LinuxQuestions.org
Visit Jeremy's Blog.
Home Forums Tutorials Articles Register
Go Back   LinuxQuestions.org > Forums > Linux Forums > Linux - Software > Linux - Kernel
User Name
Password
Linux - Kernel This forum is for all discussion relating to the Linux kernel.

Notices


Reply
  Search this Thread
Old 11-02-2020, 08:14 PM   #1
Skaperen
Senior Member
 
Registered: May 2009
Location: center of singularity
Distribution: Xubuntu, Ubuntu, Slackware, Amazon Linux, OpenBSD, LFS (on Sparc_32 and i386)
Posts: 2,684
Blog Entries: 31

Rep: Reputation: 176Reputation: 176
writing to disk without flooding kernel buffers


when i write a big bunch of blocks to a disk partition (a few to many GB), it ends up flooding kernel buffers, usually causing lots of dirty pages to be swapped out, contributing to seek thrashing on the disk that has swap. so i have been looking at ways to deal with that. i have tried using O_DIRECT and that seems to work. but performance seems to be reduced. in some cases it is a drastic reduction. i suspect this is because after a write is done on the physical device, the next physical write won't happen until a complete trip through the userland process and it doing another write, even if it acquired the next block of data concurrent with the previous write and has it ready to go.

i am wondering about how the kernel handles write completion. i assume that if it is writing out dirty buffers and one completes, it starts the next one about as fast as its interrupt handling. what i would like to know is if a process makes a write on one block via an O_DIRECT fd, if another process does a write on the very next block via its different O_DIRECT fd, will the kernel start the 2nd write similarly as fast (faster than waiting for a userland write call).

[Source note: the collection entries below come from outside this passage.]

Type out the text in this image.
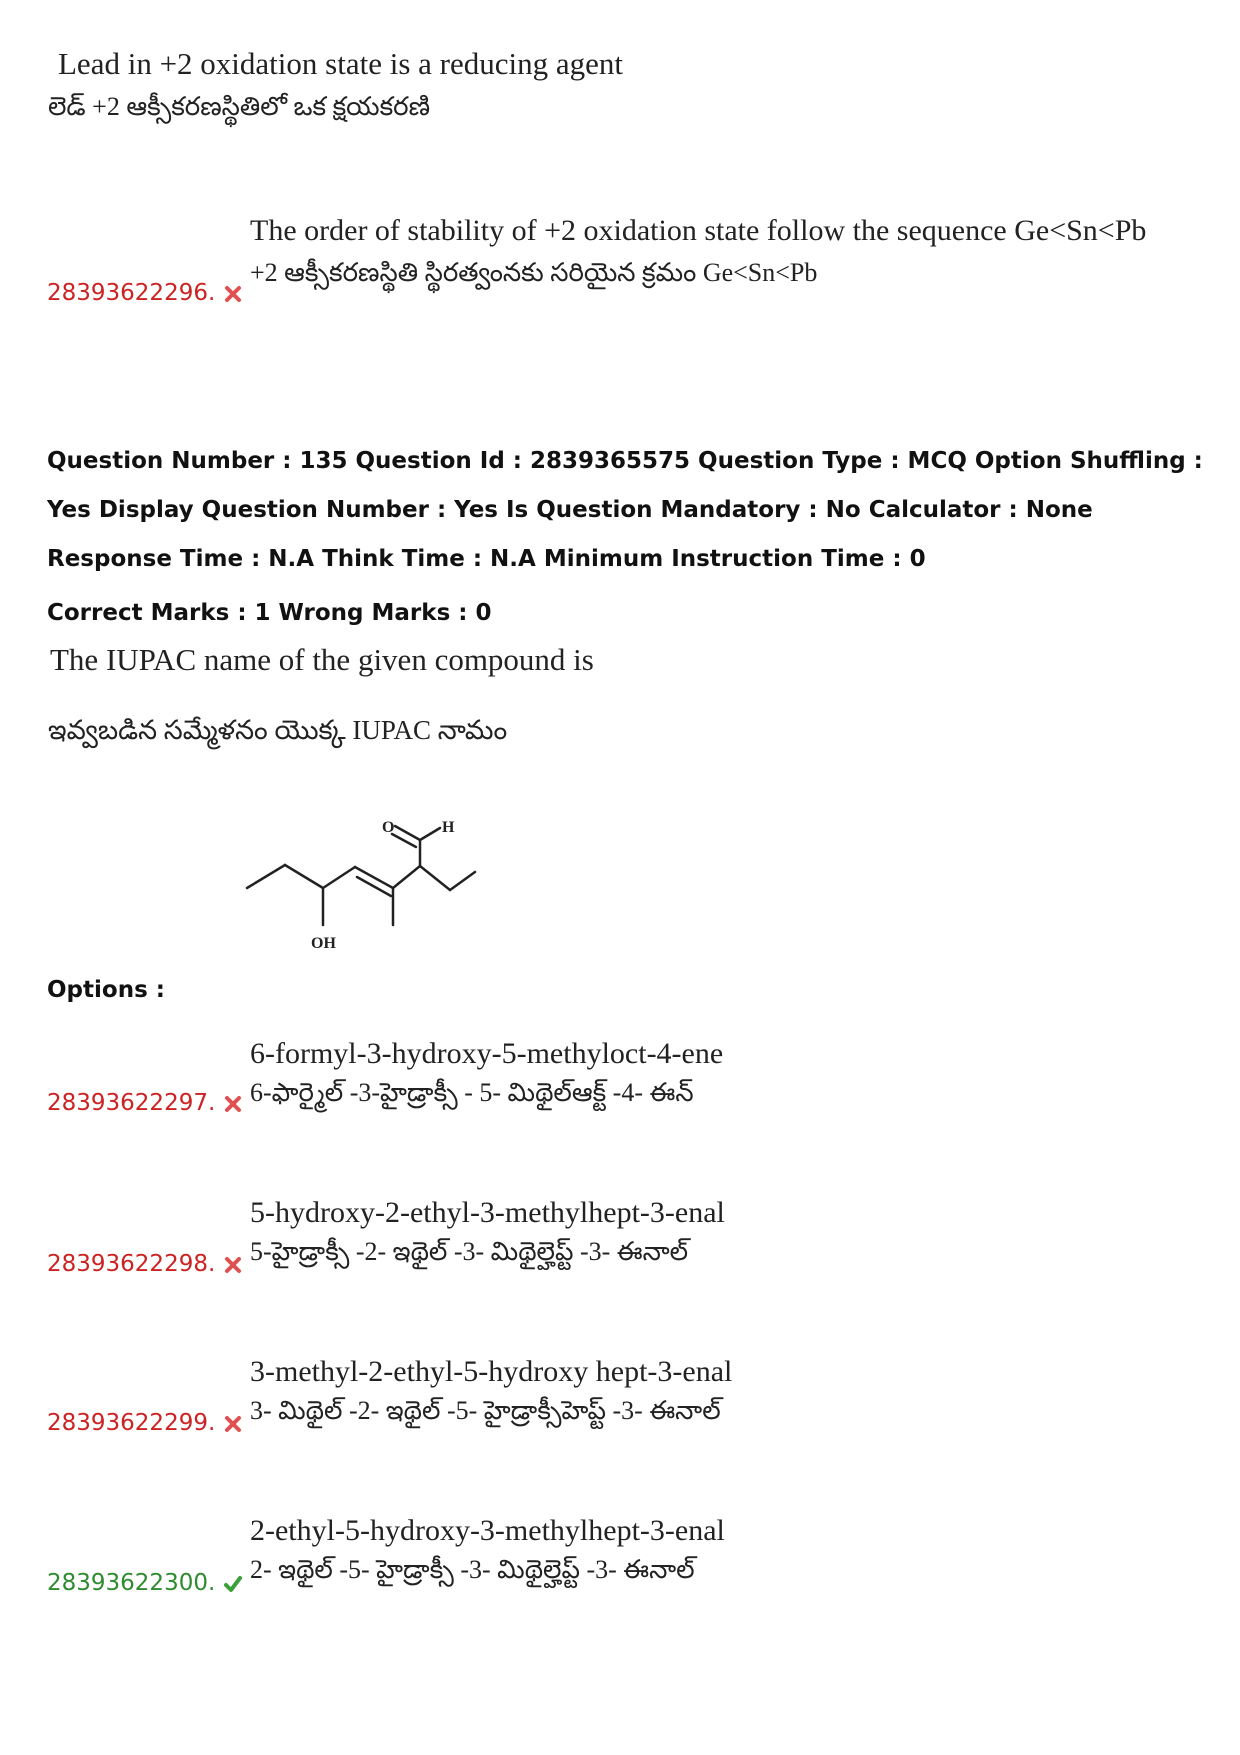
Lead in +2 oxidation state is a reducing agent
లెడ్ +2 ఆక్సీకరణస్థితిలో ఒక క్షయకరణి
The order of stability of +2 oxidation state follow the sequence Ge<Sn<Pb
+2 ఆక్సీకరణస్థితి స్థిరత్వంనకు సరియైన క్రమం Ge<Sn<Pb
28393622296.
Question Number : 135 Question Id : 2839365575 Question Type : MCQ Option Shuffling : Yes Display Question Number : Yes Is Question Mandatory : No Calculator : None Response Time : N.A Think Time : N.A Minimum Instruction Time : 0
Correct Marks : 1 Wrong Marks : 0
The IUPAC name of the given compound is
ఇవ్వబడిన సమ్మేళనం యొక్క IUPAC నామం
O	H
OH
Options :
6-formyl-3-hydroxy-5-methyloct-4-ene
6-ఫార్మైల్ -3-హైడ్రాక్సీ - 5- మిథైల్ఆక్ట్ -4- ఈన్
28393622297.
5-hydroxy-2-ethyl-3-methylhept-3-enal
5-హైడ్రాక్సీ -2- ఇథైల్ -3- మిథైల్హెప్ట్ -3- ఈనాల్
28393622298.
3-methyl-2-ethyl-5-hydroxy hept-3-enal
3- మిథైల్ -2- ఇథైల్ -5- హైడ్రాక్సీహెప్ట్ -3- ఈనాల్
28393622299.
2-ethyl-5-hydroxy-3-methylhept-3-enal
2- ఇథైల్ -5- హైడ్రాక్సీ -3- మిథైల్హెప్ట్ -3- ఈనాల్
28393622300.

my thought is for my program to start 2 or more threads or fork 2 or more child process to have them interleave the write calls so the kernel always has one in the queue ready to go when the physical write completes. it woul use pwrite to interleave. the parent would be reading into a shared buffer and sending something (to be decided) to the writers to indicate what is ready.
 
Old 11-02-2020, 08:41 PM   #2
berndbausch
LQ Addict
 
Registered: Nov 2013
Location: Tokyo
Distribution: Mostly Ubuntu and Centos
Posts: 6,316

Rep: Reputation: 2002Reputation: 2002Reputation: 2002Reputation: 2002Reputation: 2002Reputation: 2002Reputation: 2002Reputation: 2002Reputation: 2002Reputation: 2002Reputation: 2002
From the open(2) man page:
Quote:
The O_DIRECT flag on its own makes an effort to transfer data synchronously, but does not give the guarantees of the O_SYNC flag that data and necessary metadata are transferred.
Which is a bit vague. I understand that O_DIRECT makes writes more or less synchronous, but we don't know for sure.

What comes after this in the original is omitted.